LLB is stored in Flash memory, and is replaced when you perform a restore in DFU mode. Unfortunately its version number isn’t readily accessible to the user, and it’s not known whether or how frequently it might be updated within macOS updates or upgrades.

In this context, its primary role is to discover the intended boot volume and prepare for iBoot to verify what’s needed to boot from that.

The currently intended boot volume is set by the user in one of two places: either in the Startup Disk pane, or in Recovery. These write that intention to NVRAM, so that when that Mac next starts up, LLB can realise that intention after reading that setting from the NVRAM. Armed with that information, LLB then obtains the hash for that boot volume’s LocalPolicy from the Secure Enclave, where it’s stored in the xARTS volume.

LocalPolicy is a collection of settings for Secure Boot, together with hashes for key items used during the boot process.

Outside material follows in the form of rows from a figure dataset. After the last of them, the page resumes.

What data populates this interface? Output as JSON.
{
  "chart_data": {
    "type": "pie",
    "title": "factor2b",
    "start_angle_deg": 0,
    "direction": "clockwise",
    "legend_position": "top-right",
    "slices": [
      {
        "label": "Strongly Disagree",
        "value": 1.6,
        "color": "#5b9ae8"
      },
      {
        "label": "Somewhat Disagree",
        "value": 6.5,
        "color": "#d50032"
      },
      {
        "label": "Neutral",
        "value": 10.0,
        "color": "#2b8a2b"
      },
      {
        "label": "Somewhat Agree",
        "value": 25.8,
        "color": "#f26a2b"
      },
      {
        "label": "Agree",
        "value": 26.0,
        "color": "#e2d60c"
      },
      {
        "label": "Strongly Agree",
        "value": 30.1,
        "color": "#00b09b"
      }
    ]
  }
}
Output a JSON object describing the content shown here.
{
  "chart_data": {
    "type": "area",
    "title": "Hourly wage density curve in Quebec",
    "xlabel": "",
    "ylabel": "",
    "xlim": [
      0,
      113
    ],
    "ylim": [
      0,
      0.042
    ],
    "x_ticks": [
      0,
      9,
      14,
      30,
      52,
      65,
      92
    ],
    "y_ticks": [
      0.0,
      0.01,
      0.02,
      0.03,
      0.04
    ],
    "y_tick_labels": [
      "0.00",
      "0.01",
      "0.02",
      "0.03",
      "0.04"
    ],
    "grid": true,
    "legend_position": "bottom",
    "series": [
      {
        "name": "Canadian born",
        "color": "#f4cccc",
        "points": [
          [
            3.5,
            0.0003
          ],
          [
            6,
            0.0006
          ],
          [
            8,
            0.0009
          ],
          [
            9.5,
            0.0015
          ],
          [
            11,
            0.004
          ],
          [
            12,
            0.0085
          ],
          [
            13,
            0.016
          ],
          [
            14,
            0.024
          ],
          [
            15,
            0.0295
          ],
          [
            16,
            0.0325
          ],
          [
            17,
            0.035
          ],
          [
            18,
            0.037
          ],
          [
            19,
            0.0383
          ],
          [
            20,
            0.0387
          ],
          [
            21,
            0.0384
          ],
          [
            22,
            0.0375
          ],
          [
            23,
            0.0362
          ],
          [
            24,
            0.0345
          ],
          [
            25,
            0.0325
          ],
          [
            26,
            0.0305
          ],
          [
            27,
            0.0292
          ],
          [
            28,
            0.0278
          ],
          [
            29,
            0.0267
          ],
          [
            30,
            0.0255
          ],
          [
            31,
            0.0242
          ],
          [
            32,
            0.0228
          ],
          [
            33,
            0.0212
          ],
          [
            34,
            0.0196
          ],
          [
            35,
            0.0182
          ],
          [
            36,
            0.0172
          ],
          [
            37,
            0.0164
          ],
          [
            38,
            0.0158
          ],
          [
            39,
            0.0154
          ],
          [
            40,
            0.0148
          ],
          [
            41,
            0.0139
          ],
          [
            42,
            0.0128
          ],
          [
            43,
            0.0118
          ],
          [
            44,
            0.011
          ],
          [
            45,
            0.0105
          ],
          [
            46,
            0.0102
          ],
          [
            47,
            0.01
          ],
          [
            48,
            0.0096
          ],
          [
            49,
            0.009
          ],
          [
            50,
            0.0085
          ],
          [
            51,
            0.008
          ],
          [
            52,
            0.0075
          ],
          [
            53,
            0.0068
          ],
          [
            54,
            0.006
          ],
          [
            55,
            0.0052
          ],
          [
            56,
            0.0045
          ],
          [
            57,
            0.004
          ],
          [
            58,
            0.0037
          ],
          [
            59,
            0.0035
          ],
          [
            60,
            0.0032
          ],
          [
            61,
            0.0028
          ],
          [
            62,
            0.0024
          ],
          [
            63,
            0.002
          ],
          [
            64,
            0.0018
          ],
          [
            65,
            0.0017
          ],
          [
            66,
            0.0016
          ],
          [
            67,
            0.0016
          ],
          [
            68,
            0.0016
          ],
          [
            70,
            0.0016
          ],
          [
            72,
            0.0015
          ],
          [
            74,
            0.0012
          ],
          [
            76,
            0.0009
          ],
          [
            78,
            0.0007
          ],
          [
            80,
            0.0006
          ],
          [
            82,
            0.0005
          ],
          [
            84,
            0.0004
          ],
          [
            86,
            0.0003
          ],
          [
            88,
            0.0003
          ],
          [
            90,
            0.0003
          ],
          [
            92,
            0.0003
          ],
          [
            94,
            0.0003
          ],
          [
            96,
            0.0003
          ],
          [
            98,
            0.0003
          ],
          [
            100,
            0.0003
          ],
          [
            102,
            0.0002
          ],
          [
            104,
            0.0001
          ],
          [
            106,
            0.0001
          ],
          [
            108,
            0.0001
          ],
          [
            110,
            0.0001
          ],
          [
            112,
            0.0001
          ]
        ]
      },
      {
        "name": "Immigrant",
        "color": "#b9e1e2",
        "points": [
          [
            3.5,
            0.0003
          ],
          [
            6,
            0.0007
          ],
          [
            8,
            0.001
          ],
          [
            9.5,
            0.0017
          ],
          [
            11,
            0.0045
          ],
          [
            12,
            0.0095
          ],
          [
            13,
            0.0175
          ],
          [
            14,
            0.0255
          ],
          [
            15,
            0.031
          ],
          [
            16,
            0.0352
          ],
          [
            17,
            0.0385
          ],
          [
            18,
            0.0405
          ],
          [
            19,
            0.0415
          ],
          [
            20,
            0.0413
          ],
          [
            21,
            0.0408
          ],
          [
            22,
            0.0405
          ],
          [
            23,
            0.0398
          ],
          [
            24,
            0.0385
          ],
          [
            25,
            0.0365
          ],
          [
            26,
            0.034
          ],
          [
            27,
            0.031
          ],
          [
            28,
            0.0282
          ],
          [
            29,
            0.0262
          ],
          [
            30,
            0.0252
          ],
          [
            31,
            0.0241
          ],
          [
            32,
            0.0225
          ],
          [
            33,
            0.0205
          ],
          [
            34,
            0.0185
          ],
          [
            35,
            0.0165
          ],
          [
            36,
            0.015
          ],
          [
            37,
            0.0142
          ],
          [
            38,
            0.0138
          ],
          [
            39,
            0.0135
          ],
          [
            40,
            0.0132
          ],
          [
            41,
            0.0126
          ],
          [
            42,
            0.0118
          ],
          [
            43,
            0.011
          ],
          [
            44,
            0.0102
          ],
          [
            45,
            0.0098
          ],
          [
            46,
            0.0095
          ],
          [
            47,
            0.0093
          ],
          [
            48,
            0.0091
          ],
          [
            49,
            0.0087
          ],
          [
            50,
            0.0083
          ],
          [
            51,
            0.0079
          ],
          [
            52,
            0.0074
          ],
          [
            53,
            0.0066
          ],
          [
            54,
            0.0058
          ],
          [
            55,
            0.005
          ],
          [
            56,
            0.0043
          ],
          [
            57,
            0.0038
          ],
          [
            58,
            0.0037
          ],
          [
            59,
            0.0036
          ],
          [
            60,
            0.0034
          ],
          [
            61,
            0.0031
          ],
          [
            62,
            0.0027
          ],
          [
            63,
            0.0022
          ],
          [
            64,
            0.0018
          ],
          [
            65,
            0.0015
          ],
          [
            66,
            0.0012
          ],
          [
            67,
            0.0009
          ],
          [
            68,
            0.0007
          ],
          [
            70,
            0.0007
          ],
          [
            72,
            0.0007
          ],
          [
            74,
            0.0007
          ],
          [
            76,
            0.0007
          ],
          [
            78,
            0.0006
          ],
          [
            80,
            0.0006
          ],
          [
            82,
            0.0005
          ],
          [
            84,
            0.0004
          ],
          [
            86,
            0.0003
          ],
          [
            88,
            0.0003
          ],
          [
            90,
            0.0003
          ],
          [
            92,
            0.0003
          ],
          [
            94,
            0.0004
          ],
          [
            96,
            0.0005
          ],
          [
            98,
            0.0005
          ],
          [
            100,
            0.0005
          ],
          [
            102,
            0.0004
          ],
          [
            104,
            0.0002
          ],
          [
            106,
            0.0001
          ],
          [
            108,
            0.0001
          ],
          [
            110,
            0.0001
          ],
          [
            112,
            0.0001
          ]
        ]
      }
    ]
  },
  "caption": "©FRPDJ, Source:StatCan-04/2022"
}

These are stored, like so much other boot data, in an Image4 file, encoded in binary form in a format commonly used for security certificates. Detailed listings of the contents of LocalPolicy files are given by Apple, and by the Asahi Linux project. They include:

  • SHA-384 hashes for other key Image4 files and components used during booting;
  • Settings for each of the elements in that boot policy, such as whether the SSV is enabled, the level of security set, and SIP settings (stored in NVRAM in Intel models).

Most of the latter settings can be viewed in the Controller item in System Information, and are also listed by SilentKnight. If you want to access them at the command line, or in a script,
system_profiler SPiBridgeDataType
returns them as text.

Armed with that information, LLB can then locate the target Preboot volume in the boot macOS container, either on the internal SSD or an external disk. It then decrypts and verifies the Image4 file containing iBoot from that volume. If that verifies correctly, it loads it and hands over to that copy of iBoot to continue the boot sequence.

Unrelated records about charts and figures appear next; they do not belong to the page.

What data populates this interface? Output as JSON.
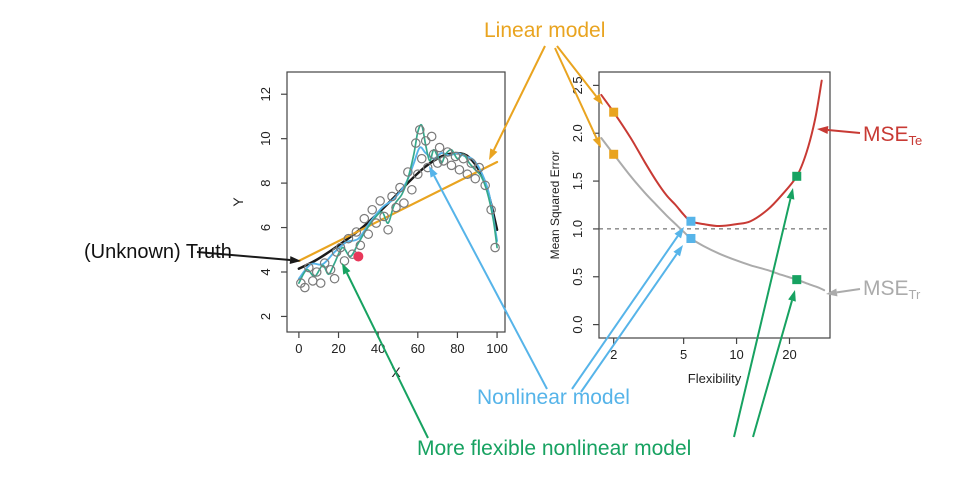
{
  "palette": {
    "orange": "#E9A420",
    "blue": "#56B4E9",
    "green": "#17A261",
    "teal": "#36A98C",
    "red": "#C83A34",
    "grey": "#ABABAB",
    "black": "#1A1A1A",
    "scatter": "#7A7A7A",
    "red_point": "#E8385A",
    "box": "#444444",
    "dash": "#555555"
  },
  "annotations": {
    "linear_model": "Linear model",
    "truth": "(Unknown) Truth",
    "nonlinear": "Nonlinear model",
    "flexible": "More flexible nonlinear model",
    "mse_te": {
      "main": "MSE",
      "sub": "Te"
    },
    "mse_tr": {
      "main": "MSE",
      "sub": "Tr"
    },
    "arrows": [
      {
        "color": "orange",
        "from": [
          545,
          46
        ],
        "to": [
          489,
          160
        ]
      },
      {
        "color": "orange",
        "from": [
          557,
          46
        ],
        "to": [
          603,
          105
        ]
      },
      {
        "color": "orange",
        "from": [
          555,
          48
        ],
        "to": [
          601,
          148
        ]
      },
      {
        "color": "black",
        "from": [
          197,
          252
        ],
        "to": [
          301,
          261
        ]
      },
      {
        "color": "blue",
        "from": [
          547,
          389
        ],
        "to": [
          429,
          166
        ]
      },
      {
        "color": "blue",
        "from": [
          572,
          389
        ],
        "to": [
          684,
          227
        ]
      },
      {
        "color": "blue",
        "from": [
          581,
          392
        ],
        "to": [
          683,
          245
        ]
      },
      {
        "color": "green",
        "from": [
          428,
          438
        ],
        "to": [
          342,
          263
        ]
      },
      {
        "color": "green",
        "from": [
          734,
          437
        ],
        "to": [
          793,
          188
        ]
      },
      {
        "color": "green",
        "from": [
          753,
          437
        ],
        "to": [
          795,
          290
        ]
      },
      {
        "color": "red",
        "from": [
          860,
          133
        ],
        "to": [
          817,
          129
        ]
      },
      {
        "color": "grey",
        "from": [
          860,
          289
        ],
        "to": [
          826,
          294
        ]
      }
    ]
  },
  "chart_data": [
    {
      "type": "scatter",
      "title": "",
      "xlabel": "X",
      "ylabel": "Y",
      "xlim": [
        -6,
        104
      ],
      "ylim": [
        1.3,
        13.0
      ],
      "xticks": [
        0,
        20,
        40,
        60,
        80,
        100
      ],
      "yticks": [
        2,
        4,
        6,
        8,
        10,
        12
      ],
      "ytick_decimals": 0,
      "scatter": [
        [
          1,
          3.5
        ],
        [
          3,
          3.3
        ],
        [
          5,
          4.2
        ],
        [
          7,
          3.6
        ],
        [
          9,
          4.0
        ],
        [
          11,
          3.5
        ],
        [
          13,
          4.4
        ],
        [
          16,
          4.1
        ],
        [
          18,
          3.7
        ],
        [
          19,
          4.9
        ],
        [
          21,
          5.1
        ],
        [
          23,
          4.5
        ],
        [
          25,
          5.5
        ],
        [
          27,
          4.8
        ],
        [
          29,
          5.8
        ],
        [
          31,
          5.2
        ],
        [
          33,
          6.4
        ],
        [
          35,
          5.7
        ],
        [
          37,
          6.8
        ],
        [
          39,
          6.2
        ],
        [
          41,
          7.2
        ],
        [
          43,
          6.5
        ],
        [
          45,
          5.9
        ],
        [
          47,
          7.4
        ],
        [
          49,
          6.9
        ],
        [
          51,
          7.8
        ],
        [
          53,
          7.1
        ],
        [
          55,
          8.5
        ],
        [
          57,
          7.7
        ],
        [
          59,
          9.8
        ],
        [
          60,
          8.4
        ],
        [
          61,
          10.4
        ],
        [
          62,
          9.1
        ],
        [
          64,
          9.9
        ],
        [
          65,
          8.7
        ],
        [
          67,
          10.1
        ],
        [
          68,
          9.3
        ],
        [
          70,
          8.9
        ],
        [
          71,
          9.6
        ],
        [
          73,
          9.0
        ],
        [
          75,
          9.4
        ],
        [
          77,
          8.8
        ],
        [
          79,
          9.2
        ],
        [
          81,
          8.6
        ],
        [
          83,
          9.1
        ],
        [
          85,
          8.4
        ],
        [
          87,
          8.9
        ],
        [
          89,
          8.2
        ],
        [
          91,
          8.7
        ],
        [
          94,
          7.9
        ],
        [
          97,
          6.8
        ],
        [
          99,
          5.1
        ]
      ],
      "red_point": [
        30,
        4.7
      ],
      "series": [
        {
          "name": "truth",
          "color_key": "black",
          "width": 2.5,
          "points": [
            [
              0,
              4.15
            ],
            [
              8,
              4.5
            ],
            [
              16,
              4.95
            ],
            [
              24,
              5.45
            ],
            [
              32,
              6.0
            ],
            [
              40,
              6.65
            ],
            [
              48,
              7.35
            ],
            [
              56,
              8.1
            ],
            [
              64,
              8.75
            ],
            [
              72,
              9.2
            ],
            [
              80,
              9.35
            ],
            [
              86,
              9.15
            ],
            [
              92,
              8.4
            ],
            [
              96,
              7.4
            ],
            [
              100,
              5.9
            ]
          ]
        },
        {
          "name": "linear",
          "color_key": "orange",
          "width": 2.2,
          "points": [
            [
              0,
              4.5
            ],
            [
              100,
              8.95
            ]
          ]
        },
        {
          "name": "nonlinear",
          "color_key": "blue",
          "width": 1.9,
          "points": [
            [
              0,
              3.7
            ],
            [
              6,
              4.35
            ],
            [
              12,
              4.35
            ],
            [
              18,
              4.9
            ],
            [
              24,
              5.35
            ],
            [
              30,
              5.5
            ],
            [
              36,
              6.25
            ],
            [
              42,
              6.9
            ],
            [
              48,
              7.3
            ],
            [
              54,
              8.0
            ],
            [
              58,
              8.9
            ],
            [
              61,
              9.6
            ],
            [
              64,
              9.35
            ],
            [
              68,
              9.1
            ],
            [
              72,
              9.35
            ],
            [
              76,
              9.25
            ],
            [
              80,
              9.35
            ],
            [
              84,
              9.2
            ],
            [
              88,
              9.05
            ],
            [
              92,
              8.5
            ],
            [
              96,
              7.5
            ],
            [
              100,
              5.4
            ]
          ]
        },
        {
          "name": "flexible",
          "color_key": "teal",
          "width": 1.7,
          "points": [
            [
              0,
              3.5
            ],
            [
              4,
              4.1
            ],
            [
              8,
              3.8
            ],
            [
              12,
              4.3
            ],
            [
              15,
              3.9
            ],
            [
              18,
              4.4
            ],
            [
              22,
              5.1
            ],
            [
              26,
              4.7
            ],
            [
              30,
              5.3
            ],
            [
              34,
              5.9
            ],
            [
              38,
              6.4
            ],
            [
              42,
              6.7
            ],
            [
              45,
              6.2
            ],
            [
              48,
              7.0
            ],
            [
              52,
              7.5
            ],
            [
              55,
              8.2
            ],
            [
              58,
              9.3
            ],
            [
              60,
              10.3
            ],
            [
              62,
              10.6
            ],
            [
              64,
              9.7
            ],
            [
              66,
              9.0
            ],
            [
              68,
              9.5
            ],
            [
              70,
              9.2
            ],
            [
              72,
              8.9
            ],
            [
              74,
              9.3
            ],
            [
              77,
              9.5
            ],
            [
              80,
              9.1
            ],
            [
              83,
              9.3
            ],
            [
              86,
              8.9
            ],
            [
              89,
              8.6
            ],
            [
              92,
              8.3
            ],
            [
              95,
              7.6
            ],
            [
              98,
              6.4
            ],
            [
              100,
              5.1
            ]
          ]
        }
      ]
    },
    {
      "type": "line",
      "title": "",
      "xlabel": "Flexibility",
      "ylabel": "Mean Squared Error",
      "xscale": "log",
      "xlim": [
        1.65,
        34
      ],
      "ylim": [
        -0.14,
        2.64
      ],
      "xticks": [
        2,
        5,
        10,
        20
      ],
      "yticks": [
        0.0,
        0.5,
        1.0,
        1.5,
        2.0,
        2.5
      ],
      "ytick_decimals": 1,
      "dashed_y": 1.0,
      "series": [
        {
          "name": "test_mse",
          "color_key": "red",
          "width": 2,
          "points": [
            [
              1.7,
              2.4
            ],
            [
              2,
              2.22
            ],
            [
              2.5,
              1.95
            ],
            [
              3,
              1.7
            ],
            [
              3.5,
              1.5
            ],
            [
              4,
              1.35
            ],
            [
              4.5,
              1.25
            ],
            [
              5,
              1.15
            ],
            [
              5.5,
              1.08
            ],
            [
              6.5,
              1.05
            ],
            [
              8,
              1.03
            ],
            [
              10,
              1.05
            ],
            [
              12,
              1.08
            ],
            [
              15,
              1.2
            ],
            [
              18,
              1.35
            ],
            [
              22,
              1.55
            ],
            [
              25,
              1.8
            ],
            [
              28,
              2.15
            ],
            [
              30.5,
              2.55
            ]
          ]
        },
        {
          "name": "train_mse",
          "color_key": "grey",
          "width": 2,
          "points": [
            [
              1.7,
              1.95
            ],
            [
              2,
              1.78
            ],
            [
              2.5,
              1.55
            ],
            [
              3,
              1.38
            ],
            [
              3.5,
              1.25
            ],
            [
              4,
              1.14
            ],
            [
              4.5,
              1.05
            ],
            [
              5,
              0.97
            ],
            [
              5.5,
              0.9
            ],
            [
              6.5,
              0.82
            ],
            [
              8,
              0.74
            ],
            [
              10,
              0.67
            ],
            [
              12,
              0.62
            ],
            [
              15,
              0.57
            ],
            [
              18,
              0.52
            ],
            [
              22,
              0.47
            ],
            [
              26,
              0.42
            ],
            [
              29,
              0.39
            ],
            [
              31.5,
              0.36
            ]
          ]
        }
      ],
      "markers": [
        {
          "color_key": "orange",
          "x": 2,
          "y": 2.22
        },
        {
          "color_key": "orange",
          "x": 2,
          "y": 1.78
        },
        {
          "color_key": "blue",
          "x": 5.5,
          "y": 1.08
        },
        {
          "color_key": "blue",
          "x": 5.5,
          "y": 0.9
        },
        {
          "color_key": "green",
          "x": 22,
          "y": 1.55
        },
        {
          "color_key": "green",
          "x": 22,
          "y": 0.47
        }
      ]
    }
  ]
}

It’s time for another look at the diagram, this time showing just Boot ROM, LLB and iBoot, from the full chart.

SecureBootM1v2fw

iBoot

The priority now is to verify the components which the kernel is going to need to boot the Mac, which is the job of iBoot, also known as iBoot2, in case you prefer calling LLB iBoot1. iBoot isn’t really firmware at all, but the third stage loaded from the Preboot volume in the boot macOS container, which could be on the internal SSD or an external bootable disk.

Because iBoot is better-known to the user, and can and does change in updates more readily, it’s the only one of the three boot stages whose version number is made public, and is readily viewed in System Information, and utilities such as SilentKnight. If you’d rather check your Mac’s version number manually, this page lists that current. All M1 models, original, M1 Pro and Max run the same version of iBoot, which makes life much simpler.

Several of iBoot’s most important verifications are made against what Apple terms signatures, which are SHA-384 hashes. Perhaps the best illustration of these is how iBoot verifies the root hash for the SSV.

Directly verifying a hash would normally involve comparing the hash value, in this case a SHA-2 hash of 384 bits size, with a freshly computed hash for the data used to compute that hash. That demonstrates that the data currently matches that used to calculate the original hash. That’s not the concern of iBoot, though, but something for the kernel to do later when it mounts the SSV.

Instead, what iBoot does is verify that its copy of the root hash is intact by hashing that copy of the root hash, and comparing that with a hash of the root hash (its ‘signature’) made previously. If the two match, the kernel can then rely on that saved root hash or its signature. This is an ingenious mechanism for ensuring that the root hash never changes from that checked against Apple’s master value when macOS was last updated/installed, as I’ll explain in the next article.

Similar verifications are performed for the kernel extensions to be loaded later. Standard kernel extensions are gathered into the Boot Kernel Collection, and any authorised by the owner in that LocalPolicy form the Auxiliary Kernel Collection.

Once it has completed those verifications, iBoot verifies and loads the macOS kernel (‘XNU’) and hands over to it to complete the boot process, which will be the subject of the next and final article in this series.

Errors and failures in verification in LLB and iBoot are thankfully exceptionally rare. When they do happen, there’s little that can be done, other than to put the Mac into DFU mode ready for a restore, or put it into Recovery, depending on the nature and severity of the problem.

Here once again is the tear-out PDF chart: SecureBootM1v2

I am very grateful to Hector Martin @marcan42 for his patience in getting me to understand that iBoot performs signature-based verification.